C'est dans les Mémoires d'outre-tombe qu'il faut lire la description de la Vallée-aux-Loups. Ce vallon doit toute son illustration aux admirables pages de Chateaubriand. «C'est là qu'il écrivit les Martyrs, les Abencerrages, l'Itinéraire, Moïse; c'est là qu'il était, nous dit-il, dans des enchantements sans fin… Un jour les jeunes arbres qu'il y avait plantés protégeraient ses vieux ans!» Mais ce voeu n'a pas été exaucé; dans un moment de détresse, il dut vendre sa chère retraite, et depuis, il n'a cessé d'exhaler ses plaintes de l'avoir perdue: «De toutes les choses qui me sont échappées, la Vallée-aux-Loups est la seule que je regrette; il est écrit que rien ne me restera!»
Le poème des Martyrs, dont nous avons vu naître la première pensée au mois de juin 1804, était terminé; il ne s'agissait plus que d'en faire la publication, pour laquelle l'auteur traita, vers la fin de 1808, avec Lenormant. Cette publication ne se pouvait accomplir sans formalités: il fallait d'abord que le livre passât par la censure, qui exigea des corrections ou des suppressions.

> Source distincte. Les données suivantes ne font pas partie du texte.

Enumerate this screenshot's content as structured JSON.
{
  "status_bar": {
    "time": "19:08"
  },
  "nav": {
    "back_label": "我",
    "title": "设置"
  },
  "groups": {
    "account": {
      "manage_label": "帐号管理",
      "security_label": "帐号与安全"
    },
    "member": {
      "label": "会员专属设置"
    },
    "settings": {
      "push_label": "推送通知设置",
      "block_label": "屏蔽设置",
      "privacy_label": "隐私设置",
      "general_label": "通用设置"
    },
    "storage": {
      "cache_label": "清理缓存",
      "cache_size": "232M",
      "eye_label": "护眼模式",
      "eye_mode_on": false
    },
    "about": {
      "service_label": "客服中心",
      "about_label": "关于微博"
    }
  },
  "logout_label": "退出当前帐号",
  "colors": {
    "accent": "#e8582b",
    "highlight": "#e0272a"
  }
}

Pour faire lever l'embargo, Madame de Custine usa, comme d'habitude, de son crédit, peut-être plus apparent que réel, auprès de son «grand ami», de Fouché, qui promit tout, ne fit rien, et promena Chateaubriand et sa protectrice à travers toutes les transes, de l'espérance à la crainte, jusqu'à ce qu'il eût finalement la main forcée par une puissance supérieure à la sienne.
Après plusieurs billets qui marquent bien ces alternatives[37],
Chateaubriand écrit à Madame de Custine la lettre suivante:
Chère belle, mille pardons, nous sommes dans les tracas jusqu'au cou. Nous remporterons la victoire, mais on nous fait toutes les difficultés possibles. Je ne cesse de courir ainsi que Bertin. Le maître a parlé, il a loué le livre; d'où nous espérons que les Etienne seront vaincus[38]. Mais la philosophie pousse des rugissements. Encore deux ou trois jours et nos affaires seront arrangées. Votre grand ami s'est un peu moqué de nous. J'irai vous voir entre quatre et cinq heures. Dites-moi si vous y serez.
À madame,
Madame de Custine, rue de Miromesnil, au coin de la rue Verte.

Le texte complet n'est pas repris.